First, as shown in FIG. 3, when looking at the structure of the deep chuck hole according to the present invention, the radius R1 of the upper shoulder and the radius R2 of the lower shoulder are the same. That is, the radiuses R1 and R2 of the upper shoulder and the lower shoulder are both approximately 30 mm, and the length L1 between both upper shoulders is approximately 1 m. The length L2 between both lower shoulders, that is, the length of the flat part 24 is about 850 to 900 mm, and in particular, the test result is preferably 880 mm.

3B, the distance between the left and right dip chuck holes 22 and 24 is formed about 30m apart. Therefore, it can be seen that it is formed about 10m longer than the distance between the conventional left and right deep chuck hole.

By designing the road surface of the deep chuck hole using the road simulator and designing the model road surface of the total test path, the test accuracy is improved, the driver's operation is easy, and after the test furnace is manufactured, the verification process is eliminated by changing the process and the test. In addition, it is possible to reduce the cost of maintenance and modification processes after manufacture by testing.

Figure 4 shows the response waveform obtained from the strain gauge on the road surface with a deep chuck hole of the present invention. As can be seen here, the high-frequency body response and load have been removed. In addition, the vehicle may have an appropriate degree of severity in preparation for a field situation, which is a real driving condition, and low-frequency body torsion occurs.

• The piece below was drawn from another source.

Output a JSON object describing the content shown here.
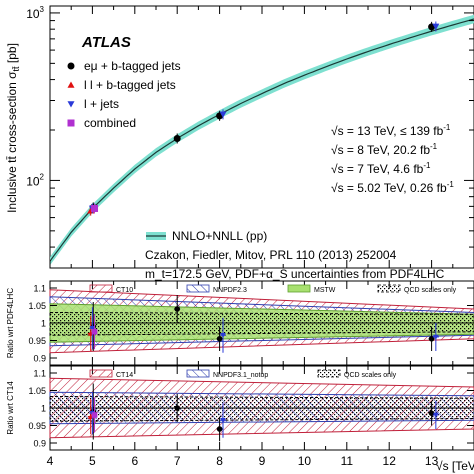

According to the present invention described above, by designing the optimum road surface deep chuck hole shape using a road simulator to remove the high-frequency impact load during the suspension test and to apply a low-frequency torsional load to the vehicle to apply to the driver's waist and neck during driving It can reduce impact and provide accurate data on the road surface. In addition, compared to the prior art, even in the 30km / H road driving is less impact on the driver to generate a low-frequency body torsion without any excessive force.

Claims (3)

Two dip chuck holes having a groove-shaped cross section spaced 30 m apart along the total test path are formed. The deep chuck hole is formed such that both sides of the upper shoulder radius (R1) and the lower shoulder radius (R2) are 30 mm in diameter to form an "S" shape, between the length (1) between both upper shoulders and both lower shoulders The deep chuck hole structure of the road surface as a total test, characterized in that the length (l2) consists of 1m and 850 ~ 900㎜, respectively. Calculating the excitation signal using the vehicle's suspension characteristics, Inputting the calculated excitation signal to the test equipment, Receiving a response signal from an acceleration sensor mounted on the vehicle body, And a step of repeatedly testing the excitation signal until a proper response signal is output from the acceleration sensor. The method of claim 2, The excitation signal is a deep test chuck hole road surface manufacturing method characterized in that the deep chuck hole road surface shape is converted into a time history file according to the test speed and input to the test equipment.